Les comédiens sont d'ailleurs l'ultime atout de cette petite bande. On saluera le choix de l'espagnole Maria José Cantudo pour le rôle de Marina. Maria José est belle et grâce à ce film elle devait être la nouvelle diva de l'érotisme ibérique. Malheureusement l'échec essuyé à sa sortie mit fin à ses espoirs et Maria José dut par la suite se contenter de simples
petites séries érotiques sans grand intérêt aujourd'hui bien oubliées et de téléfilms. Maximo Valverde est le viril Alberto, le jeune et séduisant Sergio Sinceri, un générique rarement crédité qui apparait dans une dizaine de films, est Giulio et trouve là son unique rôle de protagoniste. Macha Méril qui durant toute le film se contente de crisper la mâchoire, l'oeil révolver, est Bianca. Quant à Elisabetta elle est interprétée par l'incontournable Karin Well, toujours aussi nue et magnifique, de quoi ravir ses admirateurs même si elle provoquera aussi quelques fous rires. Karin joue en effet une chanteuse de club et nous offre deux inoubliables scènes de play-back ratées. Chanter et jouer de la guitare (même en play-back)

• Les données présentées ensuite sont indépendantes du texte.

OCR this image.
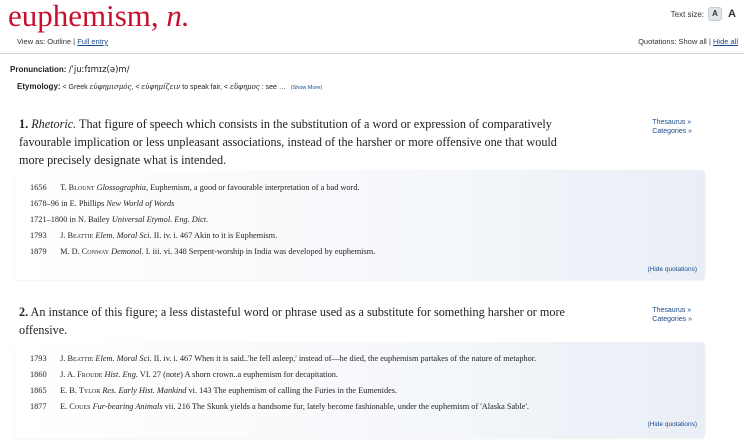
euphemism, n.	Text size:	A A
View as: Outline | Full entry	Quotations: Show all | Hide all
Pronunciation: /ˈjuːfɪmɪz(ə)m/
Etymology: < Greek εὐφημισμός, < εὐφημίζειν to speak fair, < εὔφημος : see … (Show More)
1. Rhetoric. That figure of speech which consists in the substitution of a word or expression of comparatively favourable implication or less unpleasant associations, instead of the harsher or more offensive one that would more precisely designate what is intended.
Thesaurus »
Categories »
1656 T. Blount Glossographia, Euphemism, a good or favourable interpretation of a bad word.
1678–96 in E. Phillips New World of Words
1721–1800 in N. Bailey Universal Etymol. Eng. Dict.
1793 J. Beattie Elem. Moral Sci. II. iv. i. 467 Akin to it is Euphemism.
1879 M. D. Conway Demonol. I. iii. vi. 348 Serpent-worship in India was developed by euphemism.
(Hide quotations)
2. An instance of this figure; a less distasteful word or phrase used as a substitute for something harsher or more offensive.
Thesaurus »
Categories »
1793 J. Beattie Elem. Moral Sci. II. iv. i. 467 When it is said..'he fell asleep,' instead of—he died, the euphemism partakes of the nature of metaphor.
1860 J. A. Froude Hist. Eng. VI. 27 (note) A shorn crown..a euphemism for decapitation.
1865 E. B. Tylor Res. Early Hist. Mankind vi. 143 The euphemism of calling the Furies in the Eumenides.
1877 E. Coues Fur-bearing Animals vii. 216 The Skunk yields a handsome fur, lately become fashionable, under the euphemism of 'Alaska Sable'.
(Hide quotations)
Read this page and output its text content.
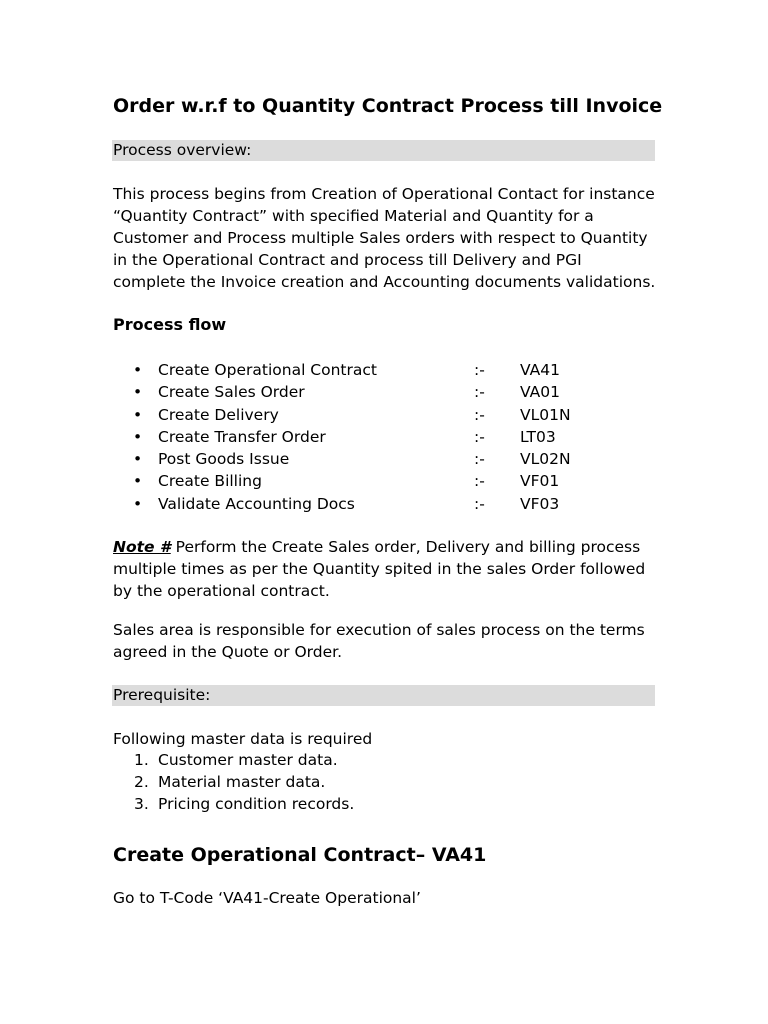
Order w.r.f to Quantity Contract Process till Invoice
Process overview:

This process begins from Creation of Operational Contact for instance
“Quantity Contract” with specified Material and Quantity for a
Customer and Process multiple Sales orders with respect to Quantity
in the Operational Contract and process till Delivery and PGI
complete the Invoice creation and Accounting documents validations.

Process flow
• Create Operational Contract	:- VA41
• Create Sales Order	:- VA01
• Create Delivery	:- VL01N
• Create Transfer Order	:- LT03
• Post Goods Issue	:- VL02N
• Create Billing	:- VF01
• Validate Accounting Docs	:- VF03

Note # Perform the Create Sales order, Delivery and billing process
multiple times as per the Quantity spited in the sales Order followed
by the operational contract.

Sales area is responsible for execution of sales process on the terms
agreed in the Quote or Order.

Prerequisite:

Following master data is required

1. Customer master data.
2. Material master data.
3. Pricing condition records.
Create Operational Contract– VA41

Go to T-Code ‘VA41-Create Operational’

est un art qu'elle ne maitrise visiblement pas. Notons l'apparition du vétéran Alfredo Mayo dans le costume du vieil oncle. Il est important de signaler que si l'unique Franca Stoppi et son compagnon à la ville l'acteur de télévision et de théâtre Simone Mattioli sont crédités au générique ils sont pourtant absents du film. Lors d'une interview que nous avions fait avec Franca celle ci nous avait expliqué que son nom avait été simplement ajouté pour de simples raisons de production. Delirio d'amore étant une coproduction entre l'Italie et l'Espagne il fallait un certain quota de comédiens italiens à respecter quitte à tricher! Ni elle ni son compagnon n'ont participé au film.
Quant à l'érotisme aussi sensuel soit-il qu'on ne s'y trompe pas. Il n'est que très peu présent et se résume à quelques brèves scènes disséminées ça et là. Le film est également avare de nudité. Disons le de suite malgré un titre prometteur il n'y a aucun délire d'amour encore moins sexuel! Le film fut présenté et distribué en salles en deux versions, une soft réduite à 73 petites minutes et une hard à laquelle furent rajoutés de nouvelles scènes cette fois fortement pimentées ainsi que des inserts hardcore rallongeant l'ensemble de quelques vingt minutes.
Devenu quasiment invisible au fil du temps, oublié des distributeurs vidéos encore plus des
éditeurs numériques Delirio d'amore est aujourd'hui un petit Graal pour tout collectionneur de raretés. Il n'existe que très peu de copies de cette polissonnerie italo-ibérique, toute plus médiocres les unes que les autres, ce qui en fait un objet de curiosité et de recherches pour l'amateur. De la sensualité, de très beaux décors, un petit coté années 70 fort séduisant, une musique superbe, une brochette d'acteurs qu'on a toujours plaisir à voir, voilà de quoi apprécier ce douillet petit roman-photo. C'est toujours mieux qu'un épisode d'Amour gloire et beauté!
Ricci tournera quasi simultanément un autre film érotique, avec la même équipe et les mêmes acteurs, Pasion, pellicule rarissime quasi introuvable aujourd'hui, ou l'histoire d'une jeune fille (Cantudo) qui pour faire plaisir à son mari accepte de se livrer avec lui aux plaisirs orgiaques.